Data from the commercial property group CB Richard Ellis (CBRE) on major cities across the world’s most populous country show rental rates rising in each, with demand on the increase and vacancy rates dropping.
The Chinese capital Beijing in the north of the country saw its office space rents rise by 8.8 per cent on a quarterly basis in the three months to the end of September and growth rates are tipped to remain strong.
“With insufficient supply expected in the next two to three years, the bullish market should continue,” said CBRE’s report with regard to offices in Beijing.
Meanwhile, in eastern China, all major cities experienced rent increases, including Shanghai, one of the world’s leading financial centres and one of the fastest-growing cities on earth.
“The external economic volatility did not reduce market demand, as evidenced by a new high of net absorption in Shanghai for this year, which has supported continuous rental growth,” CBRE’s report said.
Net absorption of office space in Guangzhou and Shenzhen, two of the largest cities in southern China, also reached unprecedented levels in the third quarter of the year, with demand coming primarily from rapidly expanding domestic enterprises, CBRE said.
Discover Guangzhou Offices for Rent
See Examples of Flexible Office Spaces in Shenzhen
Activity rates in the office space markets across central and western China reportedly remained strong with rents rising in Q3. The largest city in the region Chongqing was singled out as having the most active commercial real estate sectors in the period being assessed.
Chongqing is relatively isolated as an inland urban centre but its massive population and rapid growth make it one of the most important cities for direct foreign investment in China. Companies including Ford, Standard Chartered Bank and Wal-Mart are now well established in the city.
Editor’s notes: In 2022, JLL’s Premium Office Rent Tracker ranked Beijing’s Finance Street district as the 4th most expensive place in the world to rent office space.
Hong Kong’s Central district was the most expensive followed by New York’s Midtown district and London’s West End district.
In the same year, the supply of new Grade A office space in Beijing dropped by 32 per cent compared to 2021 to 423,858 square metres.
As with most locations throughout the world, office leasing activity decreased during the year and the annual net absorption in the Beijing Grade A office market was 173,000 square metres representing a 79.4 per cent decrease compared to 2021.
As lockdowns lifted it was expected, in 2023, that the Beijing office space market would begin to recover, however, with the delivery of approximately 2.1 million square feet of new space between 2023 and 2025, it is expected that there would be increased downward pressure on office rental values.
Shanghai was also expected to receive approximately 2 million square feet of new high-quality office space in 2023/24.
In Guangzhou in 2022, net absorption of office space was negative no doubt in part to the delivery of 416,953 square metres of new space through the completion of 6 developments.

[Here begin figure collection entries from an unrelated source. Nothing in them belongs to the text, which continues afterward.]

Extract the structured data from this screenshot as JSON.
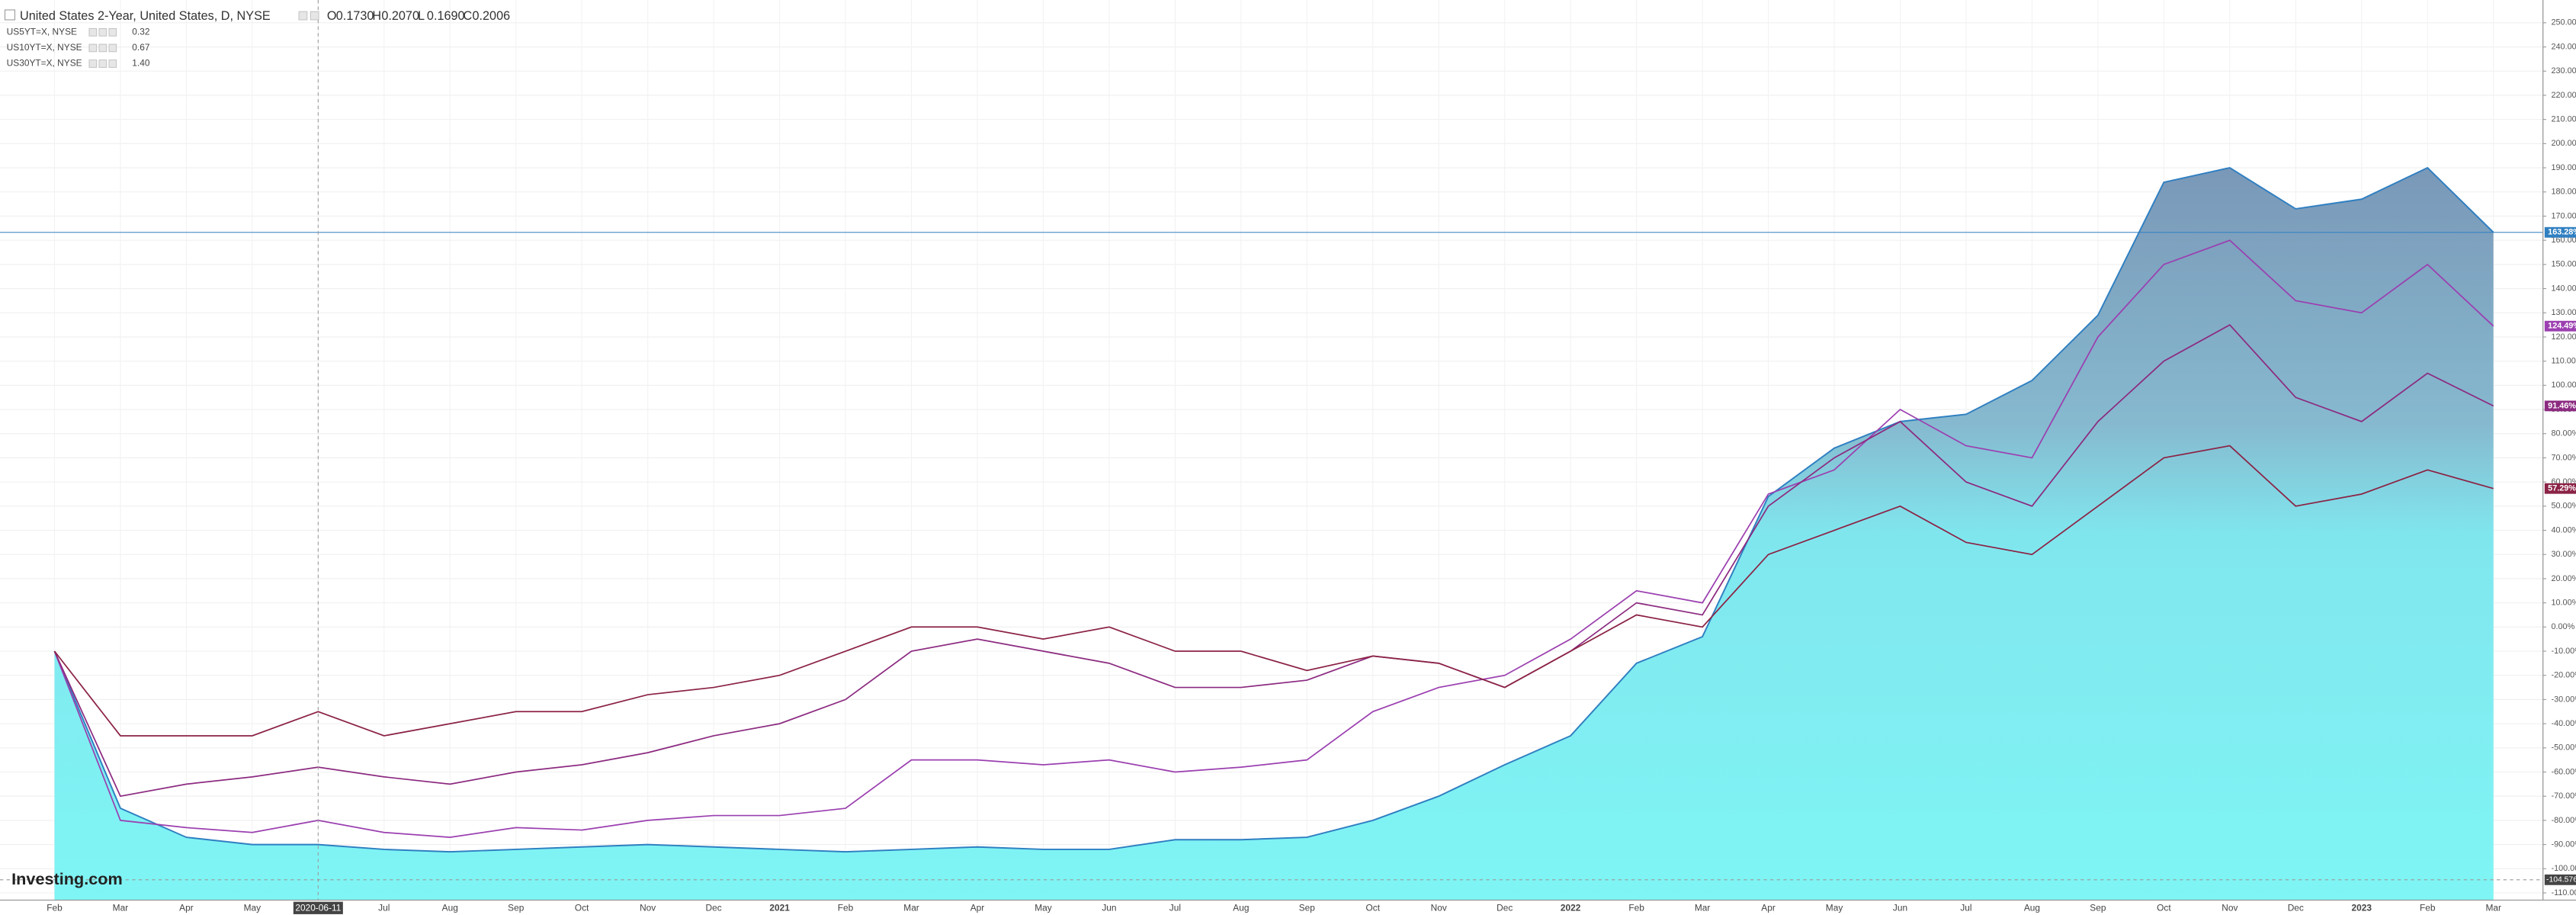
{
  "chart_data": {
    "type": "line",
    "categories": [
      "Feb",
      "Mar",
      "Apr",
      "May",
      null,
      "Jul",
      "Aug",
      "Sep",
      "Oct",
      "Nov",
      "Dec",
      "2021",
      "Feb",
      "Mar",
      "Apr",
      "May",
      "Jun",
      "Jul",
      "Aug",
      "Sep",
      "Oct",
      "Nov",
      "Dec",
      "2022",
      "Feb",
      "Mar",
      "Apr",
      "May",
      "Jun",
      "Jul",
      "Aug",
      "Sep",
      "Oct",
      "Nov",
      "Dec",
      "2023",
      "Feb",
      "Mar"
    ],
    "series": [
      {
        "name": "United States 2-Year, United States, D, NYSE",
        "style": "area",
        "color": "#2f7fc1",
        "end_label": "163.28%",
        "values": [
          -10,
          -75,
          -87,
          -90,
          -90,
          -92,
          -93,
          -92,
          -91,
          -90,
          -91,
          -92,
          -93,
          -92,
          -91,
          -92,
          -92,
          -88,
          -88,
          -87,
          -80,
          -70,
          -57,
          -45,
          -15,
          -4,
          54,
          74,
          85,
          88,
          102,
          129,
          184,
          190,
          173,
          177,
          190,
          163.28
        ]
      },
      {
        "name": "US5YT=X, NYSE",
        "legend_value": "0.32",
        "color": "#9b3fb0",
        "end_label": "124.49%",
        "values": [
          -10,
          -80,
          -83,
          -85,
          -80,
          -85,
          -87,
          -83,
          -84,
          -80,
          -78,
          -78,
          -75,
          -55,
          -55,
          -57,
          -55,
          -60,
          -58,
          -55,
          -35,
          -25,
          -20,
          -5,
          15,
          10,
          55,
          65,
          90,
          75,
          70,
          120,
          150,
          160,
          135,
          130,
          150,
          124.49
        ]
      },
      {
        "name": "US10YT=X, NYSE",
        "legend_value": "0.67",
        "color": "#8c2a80",
        "end_label": "91.46%",
        "values": [
          -10,
          -70,
          -65,
          -62,
          -58,
          -62,
          -65,
          -60,
          -57,
          -52,
          -45,
          -40,
          -30,
          -10,
          -5,
          -10,
          -15,
          -25,
          -25,
          -22,
          -12,
          -15,
          -25,
          -10,
          10,
          5,
          50,
          70,
          85,
          60,
          50,
          85,
          110,
          125,
          95,
          85,
          105,
          91.46
        ]
      },
      {
        "name": "US30YT=X, NYSE",
        "legend_value": "1.40",
        "color": "#8b2345",
        "end_label": "57.29%",
        "values": [
          -10,
          -45,
          -45,
          -45,
          -35,
          -45,
          -40,
          -35,
          -35,
          -28,
          -25,
          -20,
          -10,
          0,
          0,
          -5,
          0,
          -10,
          -10,
          -18,
          -12,
          -15,
          -25,
          -10,
          5,
          0,
          30,
          40,
          50,
          35,
          30,
          50,
          70,
          75,
          50,
          55,
          65,
          57.29
        ]
      }
    ],
    "ohlc": [
      {
        "label": "O",
        "value": "0.1730"
      },
      {
        "label": "H",
        "value": "0.2070"
      },
      {
        "label": "L",
        "value": "0.1690"
      },
      {
        "label": "C",
        "value": "0.2006"
      }
    ],
    "crosshair": {
      "x_label": "2020-06-11",
      "y": {
        "value": -104.5763,
        "label": "-104.5763"
      }
    },
    "watermark": "Investing.com",
    "ylim": [
      -113,
      256
    ],
    "yticks": [
      {
        "value": -110,
        "label": "-110.00%"
      },
      {
        "value": -100,
        "label": "-100.00%"
      },
      {
        "value": -90,
        "label": "-90.00%"
      },
      {
        "value": -80,
        "label": "-80.00%"
      },
      {
        "value": -70,
        "label": "-70.00%"
      },
      {
        "value": -60,
        "label": "-60.00%"
      },
      {
        "value": -50,
        "label": "-50.00%"
      },
      {
        "value": -40,
        "label": "-40.00%"
      },
      {
        "value": -30,
        "label": "-30.00%"
      },
      {
        "value": -20,
        "label": "-20.00%"
      },
      {
        "value": -10,
        "label": "-10.00%"
      },
      {
        "value": 0,
        "label": "0.00%"
      },
      {
        "value": 10,
        "label": "10.00%"
      },
      {
        "value": 20,
        "label": "20.00%"
      },
      {
        "value": 30,
        "label": "30.00%"
      },
      {
        "value": 40,
        "label": "40.00%"
      },
      {
        "value": 50,
        "label": "50.00%"
      },
      {
        "value": 60,
        "label": "60.00%"
      },
      {
        "value": 70,
        "label": "70.00%"
      },
      {
        "value": 80,
        "label": "80.00%"
      },
      {
        "value": 90,
        "label": "90.00%"
      },
      {
        "value": 100,
        "label": "100.00%"
      },
      {
        "value": 110,
        "label": "110.00%"
      },
      {
        "value": 120,
        "label": "120.00%"
      },
      {
        "value": 130,
        "label": "130.00%"
      },
      {
        "value": 140,
        "label": "140.00%"
      },
      {
        "value": 150,
        "label": "150.00%"
      },
      {
        "value": 160,
        "label": "160.00%"
      },
      {
        "value": 170,
        "label": "170.00%"
      },
      {
        "value": 180,
        "label": "180.00%"
      },
      {
        "value": 190,
        "label": "190.00%"
      },
      {
        "value": 200,
        "label": "200.00%"
      },
      {
        "value": 210,
        "label": "210.00%"
      },
      {
        "value": 220,
        "label": "220.00%"
      },
      {
        "value": 230,
        "label": "230.00%"
      },
      {
        "value": 240,
        "label": "240.00%"
      },
      {
        "value": 250,
        "label": "250.00%"
      }
    ],
    "grid": true
  }
}
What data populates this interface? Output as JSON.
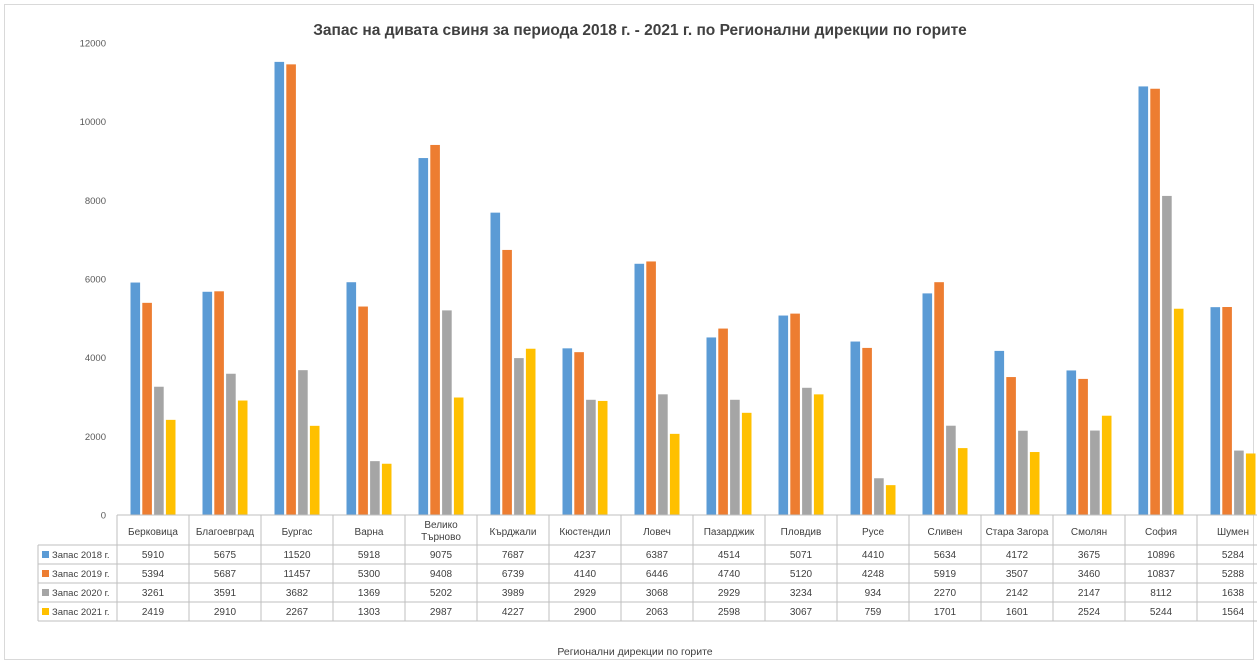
{
  "chart_data": {
    "type": "bar",
    "title": "Запас на дивата свиня за периода 2018 г. - 2021 г. по Регионални дирекции по горите",
    "xlabel": "Регионални дирекции по горите",
    "ylabel": "",
    "ylim": [
      0,
      12000
    ],
    "yticks": [
      0,
      2000,
      4000,
      6000,
      8000,
      10000,
      12000
    ],
    "grid": false,
    "legend": "data-table",
    "categories": [
      "Берковица",
      "Благоевград",
      "Бургас",
      "Варна",
      "Велико Търново",
      "Кърджали",
      "Кюстендил",
      "Ловеч",
      "Пазарджик",
      "Пловдив",
      "Русе",
      "Сливен",
      "Стара Загора",
      "Смолян",
      "София",
      "Шумен"
    ],
    "series": [
      {
        "name": "Запас 2018 г.",
        "color": "#5b9bd5",
        "values": [
          5910,
          5675,
          11520,
          5918,
          9075,
          7687,
          4237,
          6387,
          4514,
          5071,
          4410,
          5634,
          4172,
          3675,
          10896,
          5284
        ]
      },
      {
        "name": "Запас 2019 г.",
        "color": "#ed7d31",
        "values": [
          5394,
          5687,
          11457,
          5300,
          9408,
          6739,
          4140,
          6446,
          4740,
          5120,
          4248,
          5919,
          3507,
          3460,
          10837,
          5288
        ]
      },
      {
        "name": "Запас 2020 г.",
        "color": "#a5a5a5",
        "values": [
          3261,
          3591,
          3682,
          1369,
          5202,
          3989,
          2929,
          3068,
          2929,
          3234,
          934,
          2270,
          2142,
          2147,
          8112,
          1638
        ]
      },
      {
        "name": "Запас 2021 г.",
        "color": "#ffc000",
        "values": [
          2419,
          2910,
          2267,
          1303,
          2987,
          4227,
          2900,
          2063,
          2598,
          3067,
          759,
          1701,
          1601,
          2524,
          5244,
          1564
        ]
      }
    ]
  }
}
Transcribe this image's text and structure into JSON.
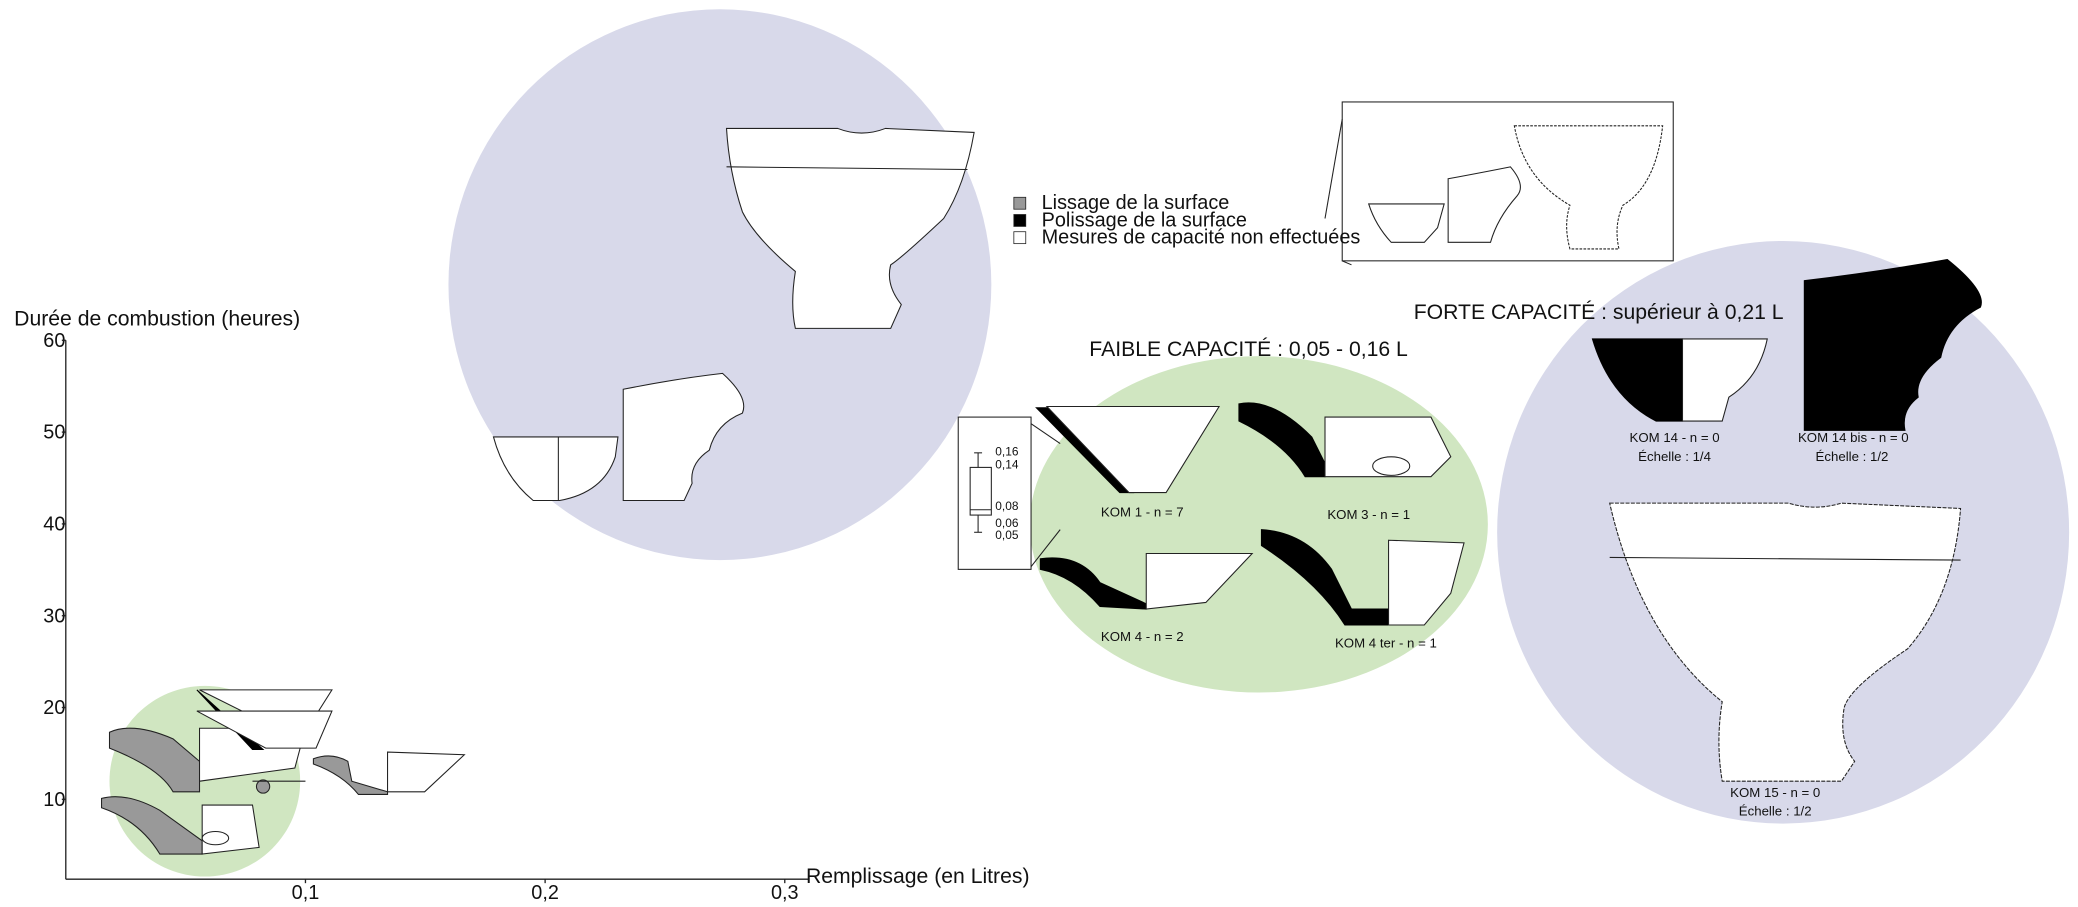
{
  "chart_data": {
    "type": "scatter",
    "xlabel": "Remplissage (en Litres)",
    "ylabel": "Durée de combustion (heures)",
    "xlim": [
      0,
      0.3
    ],
    "ylim": [
      0,
      60
    ],
    "xticks": [
      {
        "value": 0.1,
        "label": "0,1"
      },
      {
        "value": 0.2,
        "label": "0,2"
      },
      {
        "value": 0.3,
        "label": "0,3"
      }
    ],
    "yticks": [
      10,
      20,
      30,
      40,
      50,
      60
    ],
    "legend": [
      {
        "label": "Lissage de la surface",
        "color": "#999999"
      },
      {
        "label": "Polissage de la surface",
        "color": "#000000"
      },
      {
        "label": "Mesures de capacité non effectuées",
        "color": "#ffffff"
      }
    ],
    "group_labels": [
      "FAIBLE CAPACITÉ : 0,05 - 0,16 L",
      "FORTE CAPACITÉ :  supérieur à 0,21 L"
    ],
    "boxplot_labels": [
      "0,16",
      "0,14",
      "0,08",
      "0,06",
      "0,05"
    ],
    "vessel_labels": [
      "KOM 1 - n = 7",
      "KOM 3 - n = 1",
      "KOM 4 - n = 2",
      "KOM 4 ter - n = 1",
      "KOM 14 - n = 0",
      "Échelle : 1/4",
      "KOM 14 bis - n = 0",
      "Échelle : 1/2",
      "KOM 15 - n = 0",
      "Échelle : 1/2"
    ]
  }
}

The new space expanded the city’s office space inventory to just over 6 million square metres.
A further 3.7 million square metres of new supply was due to complete from 2023 to 2027.
In 2022, Shenzhen saw 597,950 square metres of prime new office supply added to its stock in Futian CBD, Houhai and Qianhai.
Grade A office net absorption totalled 221,608 square metres in 2022 representing a decrease of 66.3 per cent year-on-year. This meant that the citywide vacancy rate climbed 3.6 per cent over the year to 22.8 per cent.
1.3 million square metres of space was due to be delivered in 2023, however, the reopening of borders was expected to generate demand.
Chongqing’s GDP reached RMB2,083 billion in the first three quarters of 2022 representing a 3.1 per cent increase year-on-year.
Mainly located in Jiangbeizui, Jiefangbei and Dashihua districts, 14 Grade A office buildings were launched between 2017 and the 3rd quarter of 2022.
This brought the total office stock to over 2.54 million square metres. Several Grade A office buildings were also expected to enter the market between 2023 and 2025, with most of them located in Jiangbeizui, Dashihua and Central Park.